Associações de municípios podem fazer o papel das ADRs, diz Moisés

Governador do Estado apresentou medidas de compensação para o fim das Agências de Desenvolvimento Regional

Foto: Murici Balbinot
Associações de municípios podem fazer o papel das ADRs, diz Moisés
Moisés afirmou que o governo vai criar canal para ouvir prefeitos

Na tarde desta terça-feira (15), o governador do Estado Carlos Moisés da Silva afirmou que as associações de municípios podem desempenhar o papel executado pelas Agências de Desenvolvimento Regional (ADRs). Segundo ele, as estruturas devem servir como um meio-campo entre o poder estadual e as prefeituras dos 295 municípios. Moisés anunciou a desativação completa das ADRs na semana passada. 

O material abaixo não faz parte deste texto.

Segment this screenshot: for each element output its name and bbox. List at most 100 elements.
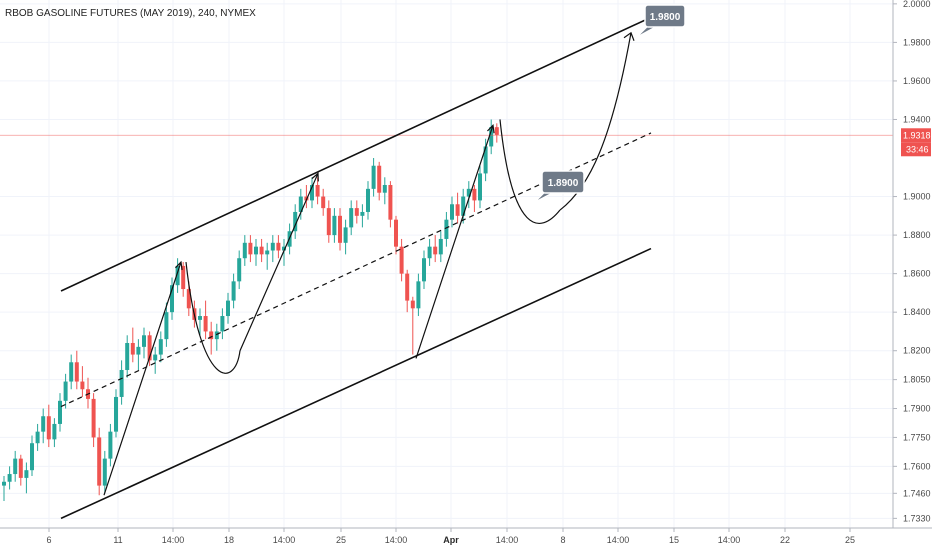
candle[interactable]	[433, 235, 438, 263]
candle[interactable]	[338, 208, 342, 251]
candle[interactable]	[231, 273, 236, 309]
candle[interactable]	[265, 242, 270, 270]
candle[interactable]	[366, 181, 370, 220]
candle[interactable]	[147, 331, 152, 367]
candle[interactable]	[466, 181, 471, 209]
candle[interactable]	[422, 250, 426, 290]
candle-body	[349, 208, 354, 228]
candle[interactable]	[41, 408, 46, 444]
candle[interactable]	[416, 273, 421, 317]
candle[interactable]	[30, 435, 34, 476]
candle[interactable]	[119, 360, 124, 405]
candle[interactable]	[164, 302, 169, 347]
candle[interactable]	[282, 238, 286, 266]
candle[interactable]	[455, 192, 460, 224]
candle[interactable]	[461, 188, 466, 224]
candle[interactable]	[18, 454, 23, 486]
candle[interactable]	[125, 335, 130, 378]
candle[interactable]	[270, 235, 275, 263]
candle[interactable]	[226, 292, 230, 324]
candle[interactable]	[276, 235, 281, 259]
candle[interactable]	[310, 177, 314, 209]
time-axis-panel[interactable]	[0, 528, 932, 550]
candle[interactable]	[377, 161, 382, 201]
callout-1890[interactable]: 1.8900	[534, 170, 585, 203]
price-axis-panel[interactable]	[893, 0, 932, 528]
candle[interactable]	[472, 184, 477, 212]
candle[interactable]	[7, 466, 12, 490]
candle[interactable]	[321, 188, 326, 216]
impulse-arrow-1[interactable]	[103, 260, 183, 496]
candle[interactable]	[46, 404, 51, 448]
candle[interactable]	[52, 418, 57, 448]
candle[interactable]	[58, 393, 62, 432]
candle[interactable]	[478, 165, 482, 209]
candle[interactable]	[410, 296, 415, 355]
candle[interactable]	[175, 258, 180, 293]
pullback-curve-1[interactable]	[185, 262, 241, 374]
candle[interactable]	[259, 238, 264, 263]
pullback-curve-2[interactable]	[499, 119, 561, 224]
candle[interactable]	[343, 219, 348, 255]
candle[interactable]	[142, 327, 146, 359]
candle[interactable]	[170, 277, 174, 320]
candle[interactable]	[399, 238, 404, 282]
candle[interactable]	[214, 323, 219, 351]
candle[interactable]	[102, 450, 107, 494]
impulse-arrow-2[interactable]	[239, 172, 319, 351]
candle[interactable]	[405, 269, 410, 313]
candle[interactable]	[444, 211, 449, 247]
candle[interactable]	[237, 250, 242, 290]
candle-body	[7, 474, 12, 482]
projection-arrow[interactable]	[559, 31, 635, 211]
impulse-arrow-3[interactable]	[415, 123, 495, 359]
candle-body	[433, 246, 438, 255]
candle[interactable]	[293, 204, 298, 239]
candle[interactable]	[114, 389, 118, 438]
candle[interactable]	[80, 366, 85, 397]
lower-channel-line[interactable]	[60, 247, 652, 520]
candle[interactable]	[91, 393, 96, 448]
candle[interactable]	[494, 123, 499, 143]
candle[interactable]	[394, 215, 398, 255]
candle-body	[91, 398, 96, 438]
candle[interactable]	[130, 327, 135, 363]
candle-body	[30, 443, 34, 471]
candle[interactable]	[136, 339, 141, 370]
candle[interactable]	[354, 200, 359, 224]
callout-1980[interactable]: 1.9800	[636, 4, 686, 38]
candle[interactable]	[220, 308, 225, 340]
candle[interactable]	[198, 308, 202, 336]
upper-channel-line[interactable]	[60, 16, 652, 292]
candle[interactable]	[203, 300, 208, 340]
candle[interactable]	[298, 188, 303, 220]
candle[interactable]	[2, 475, 6, 502]
candle[interactable]	[360, 204, 365, 228]
candle[interactable]	[158, 331, 163, 363]
candle[interactable]	[69, 354, 74, 390]
candle[interactable]	[489, 119, 494, 155]
candle[interactable]	[371, 158, 376, 197]
candle[interactable]	[450, 196, 454, 228]
candle[interactable]	[24, 462, 29, 494]
candle[interactable]	[209, 321, 214, 355]
candle[interactable]	[13, 450, 18, 482]
candle[interactable]	[181, 262, 186, 297]
candle[interactable]	[254, 238, 258, 266]
candle[interactable]	[248, 235, 253, 263]
candle[interactable]	[427, 238, 432, 266]
candle[interactable]	[382, 177, 387, 205]
candle[interactable]	[35, 423, 40, 451]
candle[interactable]	[153, 346, 158, 374]
candle[interactable]	[315, 177, 320, 205]
candle[interactable]	[349, 200, 354, 236]
candle[interactable]	[388, 181, 393, 228]
candle[interactable]	[332, 208, 337, 243]
candle[interactable]	[63, 373, 68, 409]
candle[interactable]	[242, 235, 247, 266]
candle[interactable]	[108, 423, 113, 467]
candle[interactable]	[438, 231, 443, 263]
candle[interactable]	[74, 350, 79, 390]
candle[interactable]	[97, 427, 102, 496]
candle[interactable]	[326, 200, 331, 243]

Com o fechamento das agências, o governo prepara uma nova forma de diálogo com as regiões de Santa Catarina. "Nós vamos criar na Secretaria de Estado da Casa Civil uma central de atendimento aos municípios onde os prefeitos poderão ter agenda com o governador, até para atender essa demanda que pode ser resultado das extinções das ADRs. Não haverá nenhum prejuízo em relação ao relacionamento dos municípios com o governo estadual", disse, durante evento na Capital. 

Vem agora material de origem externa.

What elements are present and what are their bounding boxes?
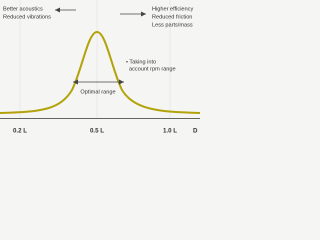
range-label: Optimal range	[80, 89, 115, 95]
tick-label: 0.5 L	[90, 128, 104, 135]
annotation: Less parts/mass	[152, 22, 193, 28]
tick-label: 1.0 L	[163, 128, 177, 135]
page: Better acoustics Reduced vibrations High…	[0, 0, 200, 150]
annotation: Reduced friction	[152, 14, 192, 20]
annotation: Reduced vibrations	[3, 14, 51, 20]
grid	[19, 0, 171, 118]
annotation: account rpm range	[129, 66, 176, 72]
curve	[0, 30, 200, 114]
annotation: Better acoustics	[3, 6, 43, 12]
diagram: Better acoustics Reduced vibrations High…	[0, 0, 200, 150]
background	[0, 0, 200, 150]
annotation: Higher efficiency	[152, 6, 193, 12]
annotation: • Taking into	[126, 59, 156, 65]
tick-label: 0.2 L	[13, 128, 27, 135]
axis-label: D	[193, 128, 198, 135]
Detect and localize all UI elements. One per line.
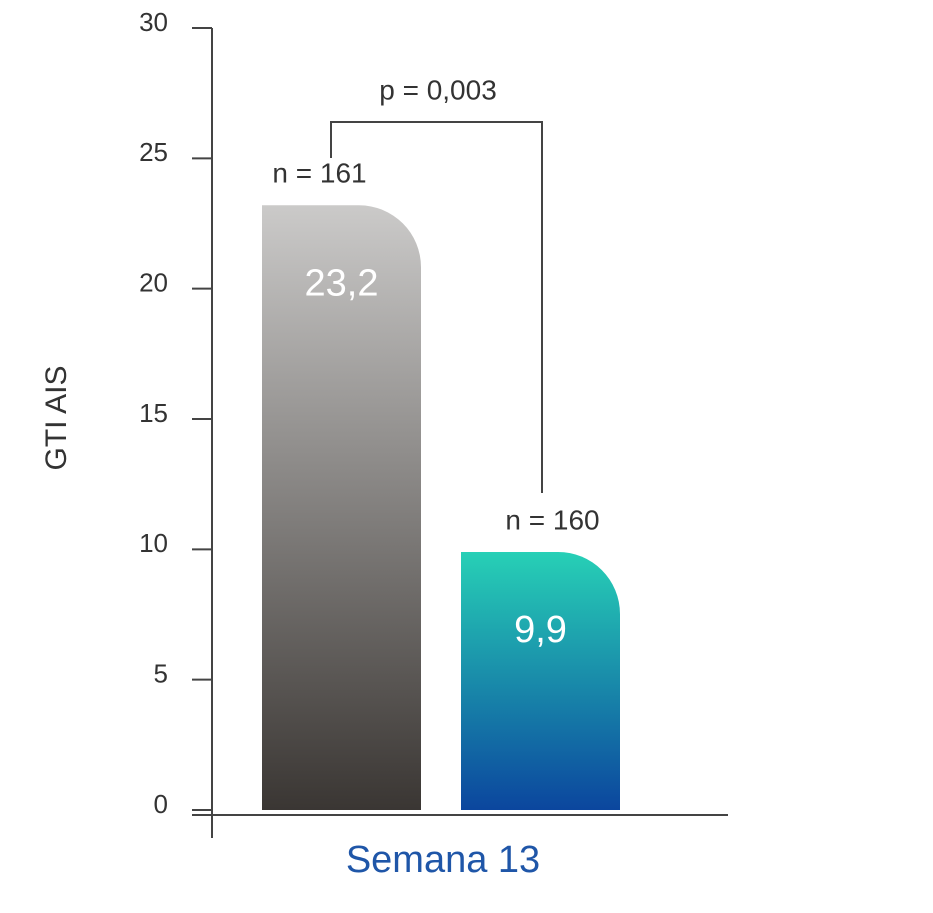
y-axis-label: GTI AIS — [40, 365, 73, 470]
y-tick-label: 5 — [154, 659, 168, 689]
bar — [461, 551, 620, 810]
n-label: n = 161 — [272, 158, 366, 189]
y-tick-label: 10 — [139, 528, 168, 558]
n-label: n = 160 — [505, 504, 599, 535]
significance-bracket — [330, 121, 543, 493]
y-tick-label: 30 — [139, 7, 168, 37]
y-tick-label: 25 — [139, 137, 168, 167]
bar — [262, 205, 421, 811]
y-tick-label: 15 — [139, 398, 168, 428]
x-tick-label: Semana 13 — [346, 839, 540, 881]
y-tick-label: 0 — [154, 789, 168, 819]
value-label: 9,9 — [514, 609, 567, 651]
value-label: 23,2 — [305, 262, 379, 304]
y-tick-label: 20 — [139, 268, 168, 298]
p-value: p = 0,003 — [379, 74, 497, 105]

Moisés defende que o crescimento dos municípios é de interesse do Estado. "Não há nada desconectado. Se nós tivermos municípios fortes, Santa Catarina será forte também. Penso que as associações de municípios podem suprir esse papel que as ADRs, agora extintas, deixarão de fazer porque as associações tem muitos recursos, com setores de engenharia, de gestão de pessoas. Nós podemos nos relacionar com as associações fortalecendo os municípios e as regiões e, naturalmente, o Estado de Santa Catarina".

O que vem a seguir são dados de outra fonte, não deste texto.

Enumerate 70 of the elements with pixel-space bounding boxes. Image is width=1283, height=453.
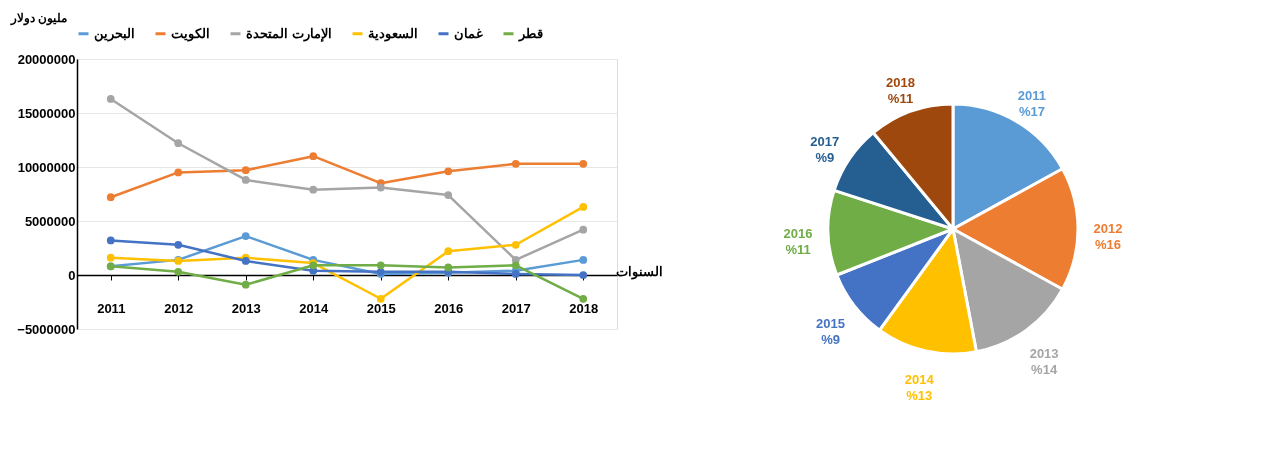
slice-label: 2015	[816, 316, 845, 331]
point	[309, 152, 318, 161]
x-axis-title: السنوات	[615, 263, 663, 280]
data-label: %9	[821, 332, 840, 347]
point	[511, 159, 520, 168]
point	[106, 193, 115, 202]
legend-label: السعودية	[368, 25, 418, 42]
slice-label: 2017	[810, 133, 840, 149]
x-tick-label: 2014	[299, 300, 329, 316]
point	[241, 166, 250, 175]
data-label: %11	[887, 91, 914, 107]
point	[241, 280, 250, 289]
y-tick-label: 5000000	[24, 213, 76, 229]
data-label: %9	[815, 149, 835, 165]
y-tick-label: 10000000	[17, 159, 76, 175]
x-tick-label: 2018	[569, 300, 599, 316]
legend-label: قطر	[518, 25, 543, 42]
point	[174, 267, 183, 276]
point	[174, 240, 183, 249]
point	[444, 263, 453, 272]
x-tick-label: 2016	[434, 300, 464, 316]
point	[511, 261, 520, 270]
x-tick-label: 2013	[231, 300, 261, 316]
point	[579, 225, 588, 234]
slice-label: 2013	[1029, 346, 1059, 362]
point	[376, 183, 385, 192]
y-tick-label: 0	[68, 267, 76, 283]
slice-label: 2014	[904, 372, 935, 388]
data-label: %13	[906, 388, 933, 404]
point	[174, 139, 183, 148]
x-tick-label: 2015	[366, 300, 396, 316]
y-tick-label: 20000000	[17, 51, 76, 67]
x-tick-label: 2012	[164, 300, 194, 316]
data-label: %17	[1018, 103, 1045, 119]
point	[106, 95, 115, 103]
point	[241, 232, 250, 240]
point	[376, 294, 385, 303]
point	[579, 256, 588, 264]
slice-label: 2012	[1093, 221, 1123, 236]
point	[241, 176, 250, 184]
y-tick-label: 15000000	[17, 105, 76, 121]
point	[174, 168, 183, 177]
point	[444, 247, 453, 256]
y-tick-label: −5000000	[17, 321, 76, 337]
legend-label: الإمارت المتحدة	[246, 25, 332, 42]
data-label: %11	[785, 241, 811, 257]
point	[511, 240, 520, 249]
slice-label: 2016	[783, 225, 813, 241]
point	[106, 253, 115, 262]
point	[579, 271, 588, 279]
point	[511, 270, 520, 278]
point	[444, 191, 453, 199]
point	[376, 261, 385, 270]
point	[106, 236, 115, 245]
legend-label: غمان	[454, 25, 483, 41]
slice-label: 2011	[1017, 87, 1046, 103]
point	[579, 203, 588, 211]
x-tick-label: 2017	[501, 300, 531, 316]
slice-label: 2018	[886, 75, 915, 91]
data-label: %14	[1031, 362, 1058, 378]
point	[241, 257, 250, 265]
point	[309, 185, 318, 194]
point	[579, 294, 588, 303]
y-axis-title: مليون دولار	[10, 10, 68, 26]
legend-label: الكويت	[171, 25, 210, 42]
x-tick-label: 2011	[97, 300, 126, 316]
data-label: %16	[1094, 237, 1122, 252]
legend-label: البحرين	[94, 25, 135, 42]
point	[579, 159, 588, 168]
point	[444, 167, 453, 176]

O governador participou da posse da nova diretoria da Federação Catarinense de Municípios (Fecam). O ex-deputado e atual prefeito de Tubarão, Joares Ponticelli (PP), vai comandar a entidade no biênio 2019-2020. Ele assume após a gestão de Volnei Morastoni (MDB), prefeito de Itajaí. 

No discurso de posse, Ponticelli reforçou a necessidade de ampliar o pacto federativo para que as prefeituras tenham mais autonomia na execução dos recursos públicos. Ele reclamou da intromissão da política de Brasília em definir quais são as prioridades de investimento. "A demanda no Oiapoque não é a mesma do Chuí", reivindicou. 

Além disso, grande parte das prefeituras estão com dificuldades para pagar as contas. A crise política e econômica que atingiu o Brasil nos últimos anos fez com que a arrecadação não acompanhasse o aumento do gasto público. Segundo Ponticelli, um terço dos prefeitos de Santa Catarina não conseguiu pagar em dia o 13º salário dos servidores. 

"Ninguém mora na União, ou nos estados, a pessoa mora no município", disse. "Brasília tem o costume de dizer o que é prioridade para nós, mas nós estamos mais próximos do cidadão e sabemos das suas principais necessidades", concluiu. 

Hoje, são 21 associações municipais divididas nas microrregiões de Santa Catarina. Essas estruturas auxiliam os prefeitos na administração municipal com oferta de conhecimento técnico e também funcionam para que os gestores realizem ações coordenadas em favor da microrregião.